More than anything, I was reminded of a lesson that I’ve been learning for years now: growth only comes when you step out of your comfort zone.

So I played with Danish kids who didn’t speak a word of English. I ate things I didn’t think I’d like. I went to bars and clubs and danced and met new people. I got on trains and hoped I was going in the right direction. I sat in a sauna and then jumped into a freezing cold Finnish lake. I spoke up in class. I got a tattoo!

I made friends. And it’s crazy to think that I only spent four weeks with some of the people I met, because it honestly feels like I’ve known them for years. More than anything, when I think of my time in Europe, I will remember dancing down the street, singing, gathering evidence that Pekka is a vampire, laughing over tinder messages, screaming along to High School Musical in a Finnish karaoke bar, running through the rain to get pizza, sitting in a cozy spot and feeling warm and comfortable and happy to be with friends. I will remember hygge.

Hygge.

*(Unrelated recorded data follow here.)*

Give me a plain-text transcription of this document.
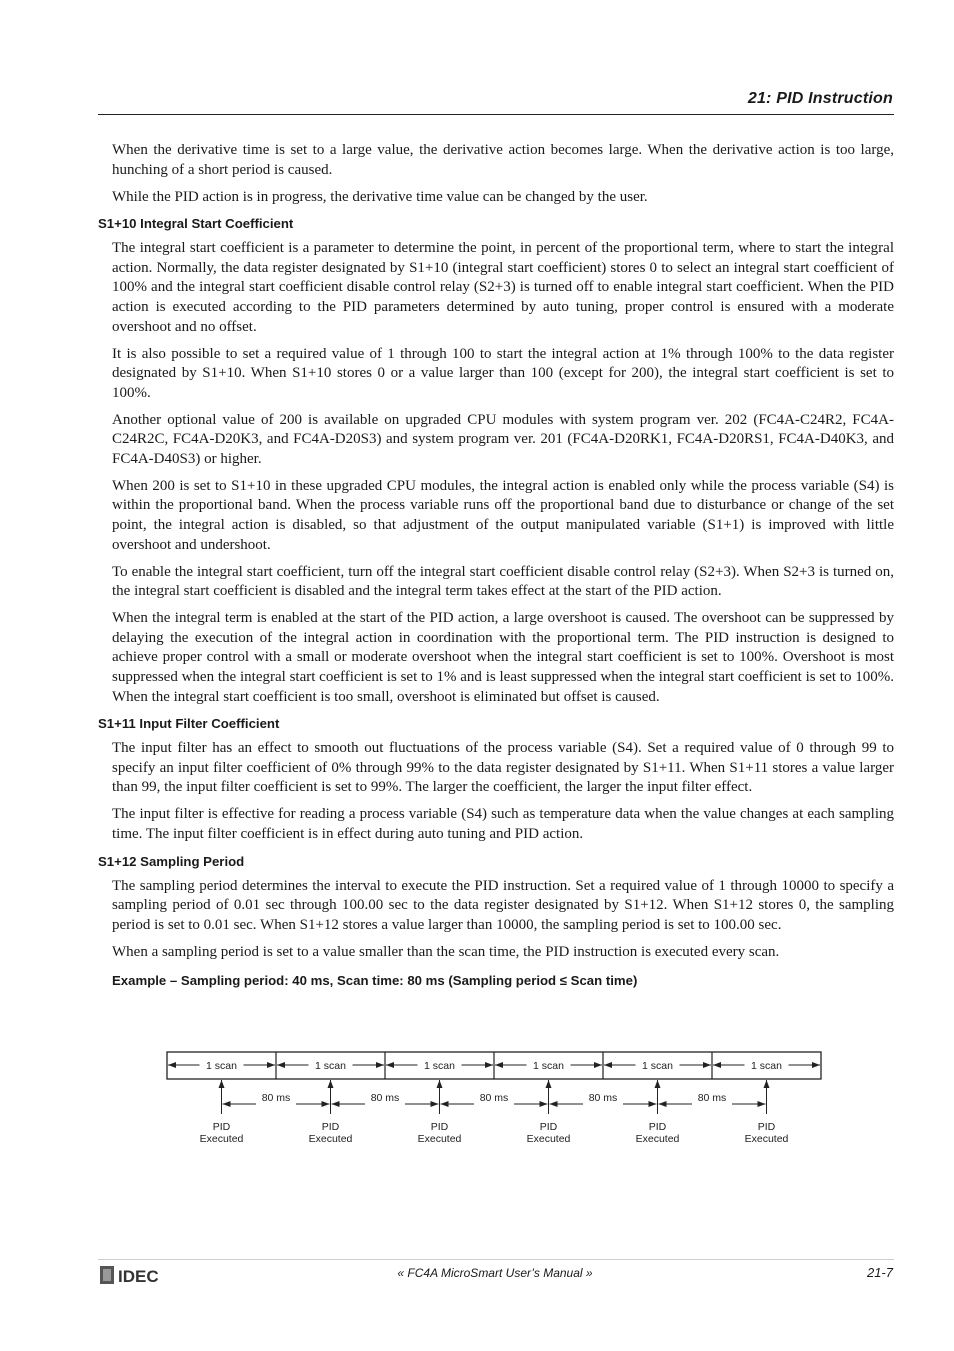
21: PID Instruction

When the derivative time is set to a large value, the derivative action becomes large. When the derivative action is too large, hunching of a short period is caused.

While the PID action is in progress, the derivative time value can be changed by the user.

S1+10 Integral Start Coefficient

The integral start coefficient is a parameter to determine the point, in percent of the proportional term, where to start the integral action. Normally, the data register designated by S1+10 (integral start coefficient) stores 0 to select an integral start coefficient of 100% and the integral start coefficient disable control relay (S2+3) is turned off to enable integral start coefficient. When the PID action is executed according to the PID parameters determined by auto tuning, proper control is ensured with a moderate overshoot and no offset.

It is also possible to set a required value of 1 through 100 to start the integral action at 1% through 100% to the data register designated by S1+10. When S1+10 stores 0 or a value larger than 100 (except for 200), the integral start coefficient is set to 100%.

Another optional value of 200 is available on upgraded CPU modules with system program ver. 202 (FC4A-C24R2, FC4A-C24R2C, FC4A-D20K3, and FC4A-D20S3) and system program ver. 201 (FC4A-D20RK1, FC4A-D20RS1, FC4A-D40K3, and FC4A-D40S3) or higher.

When 200 is set to S1+10 in these upgraded CPU modules, the integral action is enabled only while the process variable (S4) is within the proportional band. When the process variable runs off the proportional band due to disturbance or change of the set point, the integral action is disabled, so that adjustment of the output manipulated variable (S1+1) is improved with little overshoot and undershoot.

To enable the integral start coefficient, turn off the integral start coefficient disable control relay (S2+3). When S2+3 is turned on, the integral start coefficient is disabled and the integral term takes effect at the start of the PID action.

When the integral term is enabled at the start of the PID action, a large overshoot is caused. The overshoot can be suppressed by delaying the execution of the integral action in coordination with the proportional term. The PID instruction is designed to achieve proper control with a small or moderate overshoot when the integral start coefficient is set to 100%. Overshoot is most suppressed when the integral start coefficient is set to 1% and is least suppressed when the integral start coefficient is set to 100%. When the integral start coefficient is too small, overshoot is eliminated but offset is caused.

S1+11 Input Filter Coefficient

The input filter has an effect to smooth out fluctuations of the process variable (S4). Set a required value of 0 through 99 to specify an input filter coefficient of 0% through 99% to the data register designated by S1+11. When S1+11 stores a value larger than 99, the input filter coefficient is set to 99%. The larger the coefficient, the larger the input filter effect.

The input filter is effective for reading a process variable (S4) such as temperature data when the value changes at each sampling time. The input filter coefficient is in effect during auto tuning and PID action.

S1+12 Sampling Period

The sampling period determines the interval to execute the PID instruction. Set a required value of 1 through 10000 to specify a sampling period of 0.01 sec through 100.00 sec to the data register designated by S1+12. When S1+12 stores 0, the sampling period is set to 0.01 sec. When S1+12 stores a value larger than 10000, the sampling period is set to 100.00 sec.

When a sampling period is set to a value smaller than the scan time, the PID instruction is executed every scan.

Example – Sampling period: 40 ms, Scan time: 80 ms (Sampling period ≤ Scan time)
1 scan	1 scan	1 scan	1 scan	1 scan	1 scan
PID
Executed
PID
Executed
PID
Executed
PID
Executed
PID
Executed
PID
Executed
80 ms	80 ms	80 ms	80 ms	80 ms
IDEC	« FC4A MicroSmart User’s Manual »	21-7
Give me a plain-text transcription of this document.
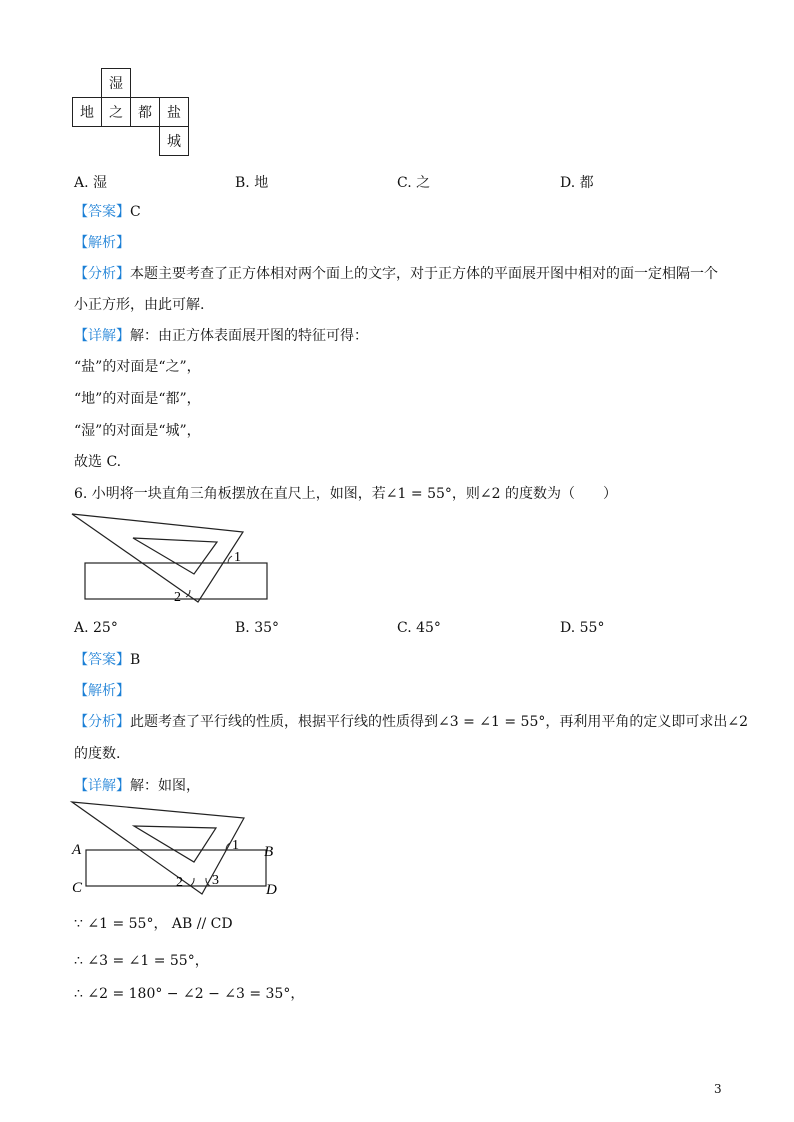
	湿		
地	之	都	盐
			城
A. 湿	B. 地	C. 之	D. 都
【答案】C
【解析】
【分析】本题主要考查了正方体相对两个面上的文字，对于正方体的平面展开图中相对的面一定相隔一个
小正方形，由此可解.
【详解】解：由正方体表面展开图的特征可得：
“盐”的对面是“之”，
“地”的对面是“都”，
“湿”的对面是“城”，
故选 C.
6. 小明将一块直角三角板摆放在直尺上，如图，若∠1 = 55°，则∠2 的度数为（　　）
1
2
A. 25°	B. 35°	C. 45°	D. 55°
【答案】B
【解析】
【分析】此题考查了平行线的性质，根据平行线的性质得到∠3 = ∠1 = 55°，再利用平角的定义即可求出∠2
的度数.
【详解】解：如图，
A	B
C	D
1
2 3
∵ ∠1 = 55°， AB // CD
∴ ∠3 = ∠1 = 55°，
∴ ∠2 = 180° − ∠2 − ∠3 = 35°，
3
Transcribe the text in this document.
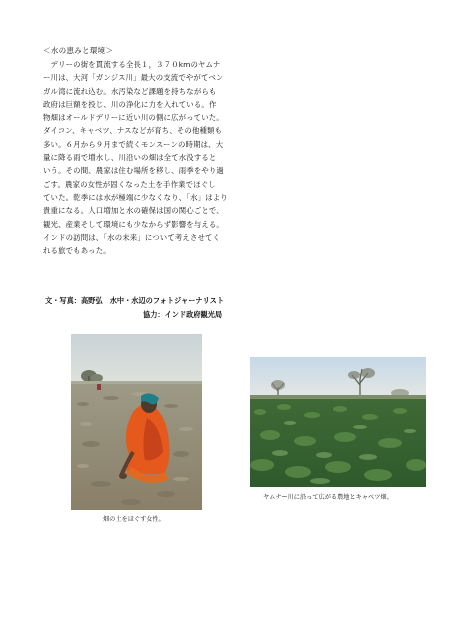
＜水の恵みと環境＞
　デリーの街を貫流する全長１，３７０kmのヤムナ
ー川は、大河「ガンジス川」最大の支流でやがてベン
ガル湾に流れ込む。水汚染など課題を持ちながらも
政府は巨額を投じ、川の浄化に力を入れている。作
物畑はオールドデリーに近い川の側に広がっていた。
ダイコン、キャベツ、ナスなどが育ち、その他種類も
多い。６月から９月まで続くモンスーンの時期は、大
量に降る雨で増水し、川沿いの畑は全て水没すると
いう。その間、農家は住む場所を移し、雨季をやり過
ごす。農家の女性が固くなった土を手作業でほぐし
ていた。乾季には水が極端に少なくなり、「水」はより
貴重になる。人口増加と水の確保は国の関心ごとで、
観光、産業そして環境にも少なからず影響を与える。
インドの訪問は、「水の未来」について考えさせてく
れる旅でもあった。
文・写真：高野弘　水中・水辺のフォトジャーナリスト
協力：インド政府観光局
畑の土をほぐす女性。
ヤムナー川に沿って広がる農地とキャベツ畑。
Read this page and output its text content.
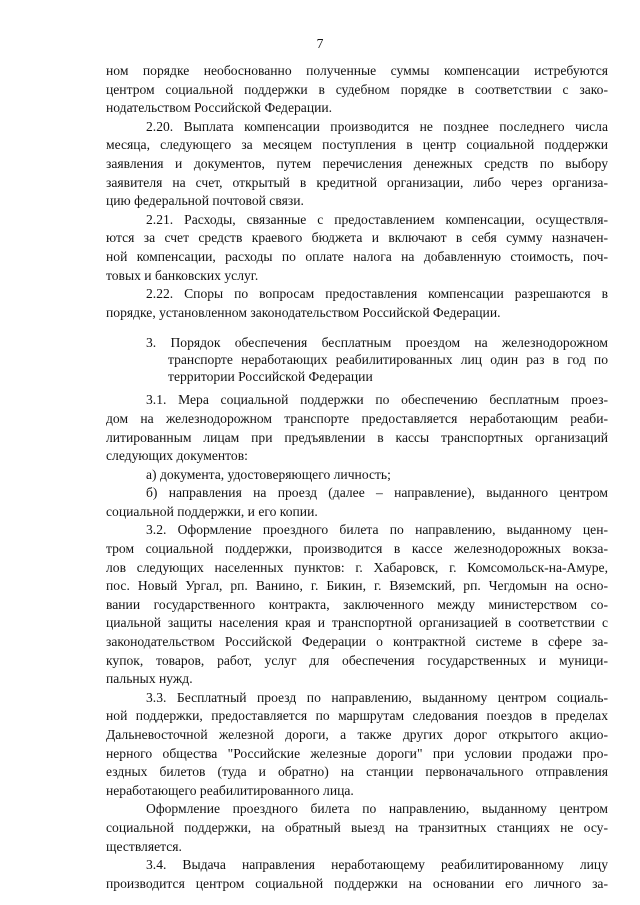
7
ном порядке необоснованно полученные суммы компенсации истребуются
центром социальной поддержки в судебном порядке в соответствии с зако-
нодательством Российской Федерации.
2.20. Выплата компенсации производится не позднее последнего числа
месяца, следующего за месяцем поступления в центр социальной поддержки
заявления и документов, путем перечисления денежных средств по выбору
заявителя на счет, открытый в кредитной организации, либо через организа-
цию федеральной почтовой связи.
2.21. Расходы, связанные с предоставлением компенсации, осуществля-
ются за счет средств краевого бюджета и включают в себя сумму назначен-
ной компенсации, расходы по оплате налога на добавленную стоимость, поч-
товых и банковских услуг.
2.22. Споры по вопросам предоставления компенсации разрешаются в
порядке, установленном законодательством Российской Федерации.
3. Порядок обеспечения бесплатным проездом на железнодорожном
транспорте неработающих реабилитированных лиц один раз в год по
территории Российской Федерации
3.1. Мера социальной поддержки по обеспечению бесплатным проез-
дом на железнодорожном транспорте предоставляется неработающим реаби-
литированным лицам при предъявлении в кассы транспортных организаций
следующих документов:
а) документа, удостоверяющего личность;
б) направления на проезд (далее – направление), выданного центром
социальной поддержки, и его копии.
3.2. Оформление проездного билета по направлению, выданному цен-
тром социальной поддержки, производится в кассе железнодорожных вокза-
лов следующих населенных пунктов: г. Хабаровск, г. Комсомольск-на-Амуре,
пос. Новый Ургал, рп. Ванино, г. Бикин, г. Вяземский, рп. Чегдомын на осно-
вании государственного контракта, заключенного между министерством со-
циальной защиты населения края и транспортной организацией в соответствии с
законодательством Российской Федерации о контрактной системе в сфере за-
купок, товаров, работ, услуг для обеспечения государственных и муници-
пальных нужд.
3.3. Бесплатный проезд по направлению, выданному центром социаль-
ной поддержки, предоставляется по маршрутам следования поездов в пределах
Дальневосточной железной дороги, а также других дорог открытого акцио-
нерного общества "Российские железные дороги" при условии продажи про-
ездных билетов (туда и обратно) на станции первоначального отправления
неработающего реабилитированного лица.
Оформление проездного билета по направлению, выданному центром
социальной поддержки, на обратный выезд на транзитных станциях не осу-
ществляется.
3.4. Выдача направления неработающему реабилитированному лицу
производится центром социальной поддержки на основании его личного за-
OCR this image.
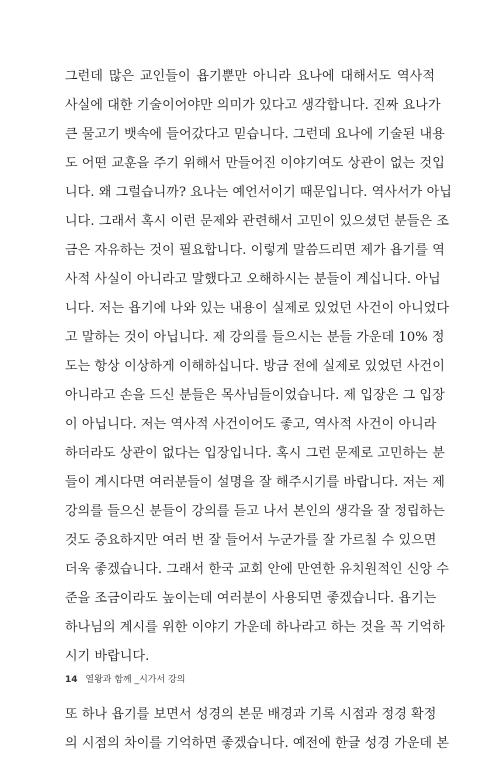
그런데 많은 교인들이 욥기뿐만 아니라 요나에 대해서도 역사적
사실에 대한 기술이어야만 의미가 있다고 생각합니다. 진짜 요나가
큰 물고기 뱃속에 들어갔다고 믿습니다. 그런데 요나에 기술된 내용
도 어떤 교훈을 주기 위해서 만들어진 이야기여도 상관이 없는 것입
니다. 왜 그럴습니까? 요나는 예언서이기 때문입니다. 역사서가 아닙
니다. 그래서 혹시 이런 문제와 관련해서 고민이 있으셨던 분들은 조
금은 자유하는 것이 필요합니다. 이렇게 말씀드리면 제가 욥기를 역
사적 사실이 아니라고 말했다고 오해하시는 분들이 계십니다. 아닙
니다. 저는 욥기에 나와 있는 내용이 실제로 있었던 사건이 아니었다
고 말하는 것이 아닙니다. 제 강의를 들으시는 분들 가운데 10% 정
도는 항상 이상하게 이해하십니다. 방금 전에 실제로 있었던 사건이
아니라고 손을 드신 분들은 목사님들이었습니다. 제 입장은 그 입장
이 아닙니다. 저는 역사적 사건이어도 좋고, 역사적 사건이 아니라
하더라도 상관이 없다는 입장입니다. 혹시 그런 문제로 고민하는 분
들이 계시다면 여러분들이 설명을 잘 해주시기를 바랍니다. 저는 제
강의를 들으신 분들이 강의를 듣고 나서 본인의 생각을 잘 정립하는
것도 중요하지만 여러 번 잘 들어서 누군가를 잘 가르칠 수 있으면
더욱 좋겠습니다. 그래서 한국 교회 안에 만연한 유치원적인 신앙 수
준을 조금이라도 높이는데 여러분이 사용되면 좋겠습니다. 욥기는
하나님의 계시를 위한 이야기 가운데 하나라고 하는 것을 꼭 기억하
시기 바랍니다.
또 하나 욥기를 보면서 성경의 본문 배경과 기록 시점과 정경 확정
의 시점의 차이를 기억하면 좋겠습니다. 예전에 한글 성경 가운데 본
14 열왕과 함께 _시가서 강의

If I could use one word to sum up my experience abroad, it would be hygge. Hygge (pronounced like ‘who-guh’) is a quality of coziness that one gets when very comfortable in their surroundings; it leads to a feeling of warmth and contentment. This is a defining characteristic of Danish culture, and I felt it, surrounded by friends, talking and laughing. I love the concept so much that I got the word tattooed on my arm.

So, there it is. A fraction of what I how I feel about my trip to Europe and all of the wonderful things I experienced there.